Et combien d'autres bestioles encore? Ne m'intéressent pas les chiens, les chats, mais ces bêtes d'origine sauvage, qui dans nos villes s'insinuent.
Parce qu'il y a la terre, les reliefs, les arbres. Il y a cette peau ancienne et persistante, cette prolifération qui nous démange. De là est né ce peuple, cette multitude qui survit.
Ils sont de connivence et sourdement le savent, les pigeons, les écureuils, les ratons et le reste. Il faut les voir arpenter les parcs, manger aux mêmes mains, aux mêmes bennes, sans grande hostilité de race ou d'espèce.
Pourquoi tant on les hait? Jamais entendu parler de quelqu'un qui aurait attrapé la rage, ou quelque virus (des pigeons, la grippe aviaire?). Non. On les méprise parce qu'ils sont menace à l'organisation, au déni de la terre et du relief sur quoi nos villes sont fondées.

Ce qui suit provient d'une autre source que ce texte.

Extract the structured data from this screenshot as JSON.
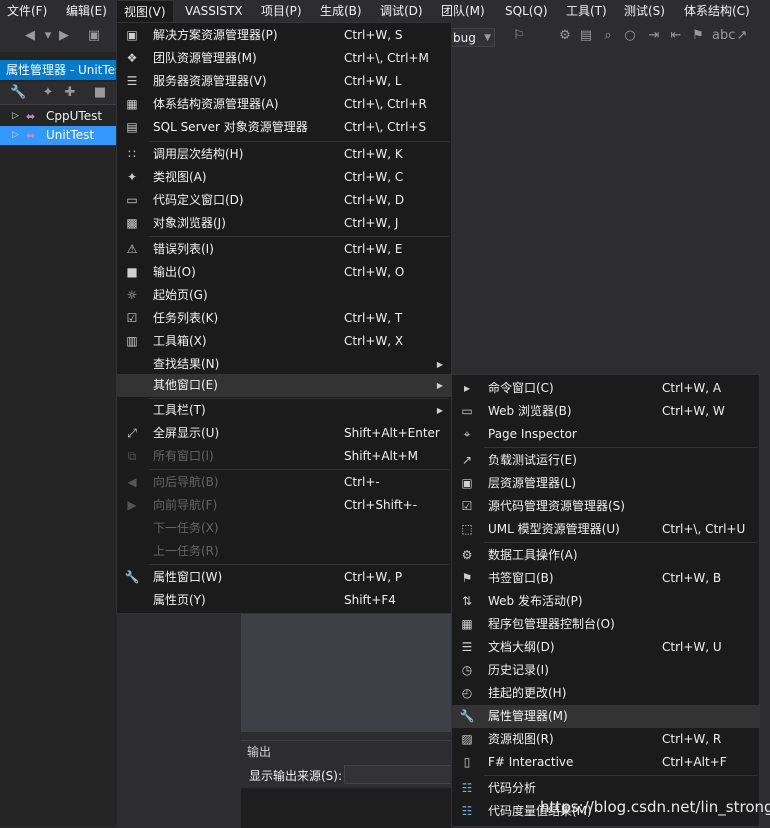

Et eux inversement de la ville s'accommodent, font habitat. Et les lampadaires deviennent arbres, les corniches nids, les égouts terriers. Qu'a-t-on inventé, au fond, sinon une autre forêt, d'autres parois de rocs, et des pans de glaciers réfléchissants? Comment les cerveaux formés aux bois s'y retrouveraient, s'il n'y avait repères, parenté?
Et parenté de même entre ces bêtes et nous, dérangeante, dans l'affairement où nous nous prenons, écureuils besogneux, pigeons inattentifs, tout tendus vers ce qu'il y a à faire, toujours, marchant dans les parcs, marchant dans les rues, grimpants dans nos arbres à étages, accumulant pour l'hiver, attendant les saisons, et de mourir.
Parce qu'ils sont petits, vulnérables, et la ville est démesure, ils meurent vite, plus vite que nous - et nous laissent ces images de notre propre mort, à venir, d'avoir trop obéi.